An incorrigible romantic, Sorkin isn't just crushing on the people who work in TV news (although they're all pretty cute, from Emily Mortimer, Alison Pill, Dev Patel and Olivia Munn all the way to the mildly deranged news exec played by Sam Waterson). He's in love with the idea of news itself.

"Anger Management." 9 p.m. June 28, FX.

"Charlie Sheen died. And went to FX," says a promo for the former "Two and a Half Men" star's new comedy, in which Sheen's playing an anger-management specialist who (surprise!) may have a few issues himself. I haven't seen any more than that yet, but I'll admit I'm curious about the show, which Sheen's making with producer Bruce Helford ("The Drew Carey Show").

"Twenty Twelve." 9 p.m. June 28, BBC America, moving to midnight Saturdays on June 30.

Turns out we won't need to wait until Season 3 of "Downton Abbey" to see Hugh Bonneville again. PBS' Lord Grantham is riding a folding bike and trying to ride herd on the people planning London's summer Olympics in this mockumentary that's the perfect prelude to the games, at least if you care more about the spectacle — and the Brits' perspective on it — than you do about, well, the actual games.
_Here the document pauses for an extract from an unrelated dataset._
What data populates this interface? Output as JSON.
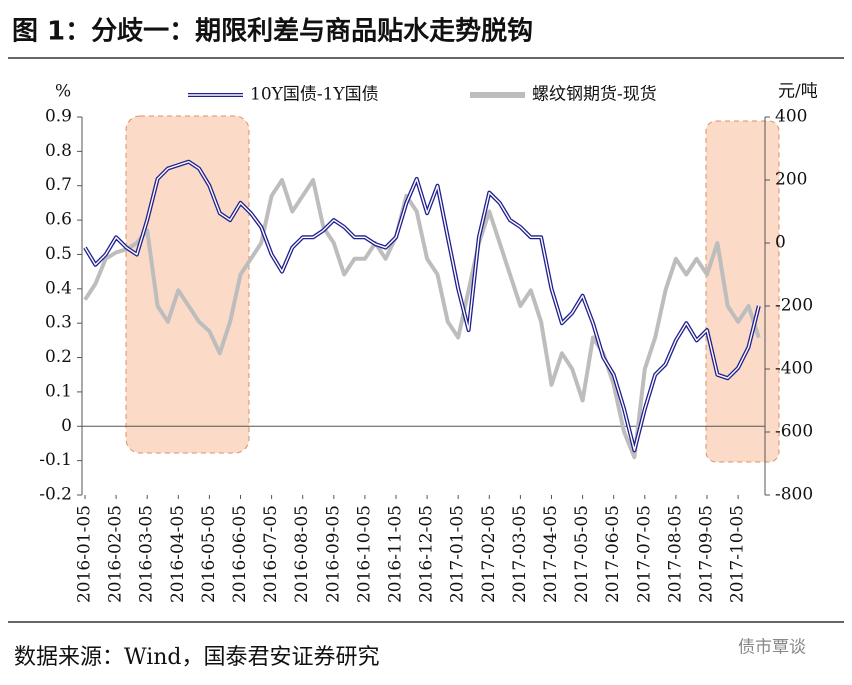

"Masterpiece Mystery! Endeavour." 9 p.m. July 1, WHYY 12. This prequel to the beloved "Inspector Morse" series stars Shaun Evans as the rookie constable who grew up to become the Colin Dexter character played by the late John Thaw. As for the title, it's the character's first name, which wasn't revealed until late in the series.

Some other dates to remember:

July 1: Showtime's "Episodes" and "Weeds" return.

July 9: TNT's "The Closer" begins its final six-episode run and its new drama "Perception" premieres, with Eric McCormack ("Will & Grace") playing a schizophrenic professor who fights crime.

July 10: ABC News' "NY Med," the latest summer documentary series from the producer of "Hopkins" and "Boston Med," takes viewers inside the New York hospital where the surgeons include the already pretty famous Dr. Mehmet Oz. USA's "White Collar" also returns.